Telles étaient aussi les illusions de l'Église constitutionnelle. En 1797 un concile se réunit à Paris. Cinq années s'étaient écoulées depuis la réorganisation de l'Église, des années de malheur et par conséquent pleines d'enseignements. Le clergé avait eu le temps de s'apercevoir que l'ère révolutionnaire dans laquelle le monde était entré en 89, ne ressemblait guère à celle que JésusChrist avait inaugurée. Cependant ses espérances étaient toujours celles que Treilhard exprima si naïvement au sein de l'Assemblée nationale. Le président du concile, Le Coz, un des évêques constitutionnels qui furent maintenus après le concordat, dit dans son allocution à ses frères que « le concile avait pour objet de rétablir la morale chrétienne et la discipline chrétienne dans leur pureté primitive (2). » Dans les Annales de la Religion, journal publié par le clergé constitutionnel, sous la direction de Le Coz, on lit : « La persécution était une crise violente, mais qui ne pouvait être que très salutaire. Nous allons voir l'Église rappelée à sa première splendeur et les chrétiens à leurs premières vertus. Il ne nous reste plus qu'à entonner des actions de grâces, et à faire retentir le ciel de nos bénédictions. Nous sommes replacés pour ainsi dire à l'origine de l'Église (3). >>

Nous disons que ces espérances étaient des illusions.
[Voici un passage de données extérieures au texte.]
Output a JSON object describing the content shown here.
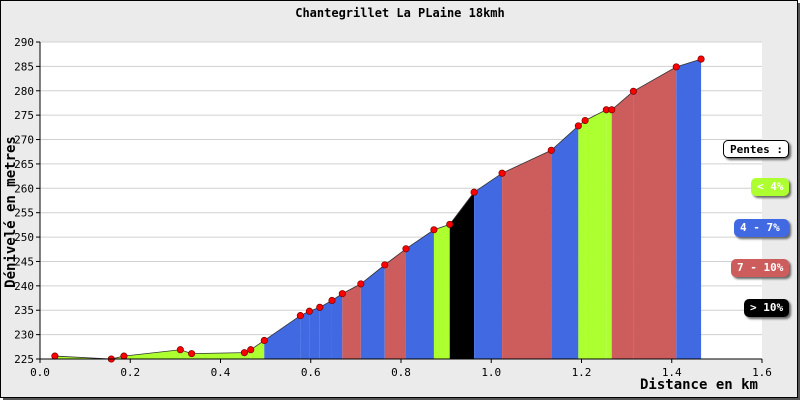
{
  "chart_data": {
    "type": "area",
    "title": "Chantegrillet La PLaine 18kmh",
    "xlabel": "Distance en km",
    "ylabel": "Dénivelé en metres",
    "xlim": [
      0,
      1.6
    ],
    "ylim": [
      225,
      290
    ],
    "xticks": [
      "0.0",
      "0.2",
      "0.4",
      "0.6",
      "0.8",
      "1.0",
      "1.2",
      "1.4",
      "1.6"
    ],
    "yticks": [
      "225",
      "230",
      "235",
      "240",
      "245",
      "250",
      "255",
      "260",
      "265",
      "270",
      "275",
      "280",
      "285",
      "290"
    ],
    "grid": "horizontal",
    "legend_position": "right",
    "points": [
      {
        "x": 0.033,
        "y": 225.6
      },
      {
        "x": 0.158,
        "y": 225.0
      },
      {
        "x": 0.186,
        "y": 225.6
      },
      {
        "x": 0.311,
        "y": 226.9
      },
      {
        "x": 0.336,
        "y": 226.1
      },
      {
        "x": 0.453,
        "y": 226.3
      },
      {
        "x": 0.467,
        "y": 226.9
      },
      {
        "x": 0.497,
        "y": 228.8
      },
      {
        "x": 0.577,
        "y": 233.9
      },
      {
        "x": 0.597,
        "y": 234.8
      },
      {
        "x": 0.62,
        "y": 235.6
      },
      {
        "x": 0.647,
        "y": 237.0
      },
      {
        "x": 0.67,
        "y": 238.4
      },
      {
        "x": 0.711,
        "y": 240.4
      },
      {
        "x": 0.764,
        "y": 244.3
      },
      {
        "x": 0.811,
        "y": 247.6
      },
      {
        "x": 0.873,
        "y": 251.5
      },
      {
        "x": 0.908,
        "y": 252.6
      },
      {
        "x": 0.962,
        "y": 259.2
      },
      {
        "x": 1.024,
        "y": 263.1
      },
      {
        "x": 1.133,
        "y": 267.8
      },
      {
        "x": 1.193,
        "y": 272.8
      },
      {
        "x": 1.208,
        "y": 273.9
      },
      {
        "x": 1.255,
        "y": 276.1
      },
      {
        "x": 1.267,
        "y": 276.1
      },
      {
        "x": 1.315,
        "y": 279.9
      },
      {
        "x": 1.41,
        "y": 284.9
      },
      {
        "x": 1.465,
        "y": 286.5
      }
    ],
    "segment_slopes": [
      "<4",
      "<4",
      "<4",
      "<4",
      "<4",
      "<4",
      "<4",
      "4-7",
      "4-7",
      "4-7",
      "4-7",
      "4-7",
      "7-10",
      "4-7",
      "7-10",
      "4-7",
      "<4",
      ">10",
      "4-7",
      "7-10",
      "4-7",
      "<4",
      "<4",
      "<4",
      "7-10",
      "7-10",
      "4-7"
    ],
    "legend": {
      "title": "Pentes :",
      "items": [
        {
          "key": "<4",
          "label": "< 4%",
          "color": "#adff2f",
          "text_color": "#ffffff"
        },
        {
          "key": "4-7",
          "label": "4 - 7%",
          "color": "#4169e1",
          "text_color": "#ffffff"
        },
        {
          "key": "7-10",
          "label": "7 - 10%",
          "color": "#cd5c5c",
          "text_color": "#ffffff"
        },
        {
          "key": ">10",
          "label": "> 10%",
          "color": "#000000",
          "text_color": "#ffffff"
        }
      ]
    },
    "marker_color": "#ff0000"
  }
}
Il est vrai que l'Église constitutionnelle ne vécut pas assez longtemps pour que les faits témoignent contre elle; les rares partisans qu'elle conserve peuvent dire que la main de fer de Napoléon arrêta le mouvement de la réforme, et que l'huile sainte qui avait commencé à couler, se figea de nouveau sous un régime qui mit fin à la liberté religieuse aussi bien qu'à la liberté politique. Ils ne s'aperçoivent pas que l'illusion, disons mieux, que l'impossibilité des aspirations de l'Église constitutionnelle se trouve dans le

(1) Voyez mon Étude sur l'Église et l'État depuis la révolution, pag. 95. (2) L'abbé Guettée, Histoire de l'Eglise de France, t. XII, pag. 342.

(3) Annales de la religion, n° 6, pag. 123, 135.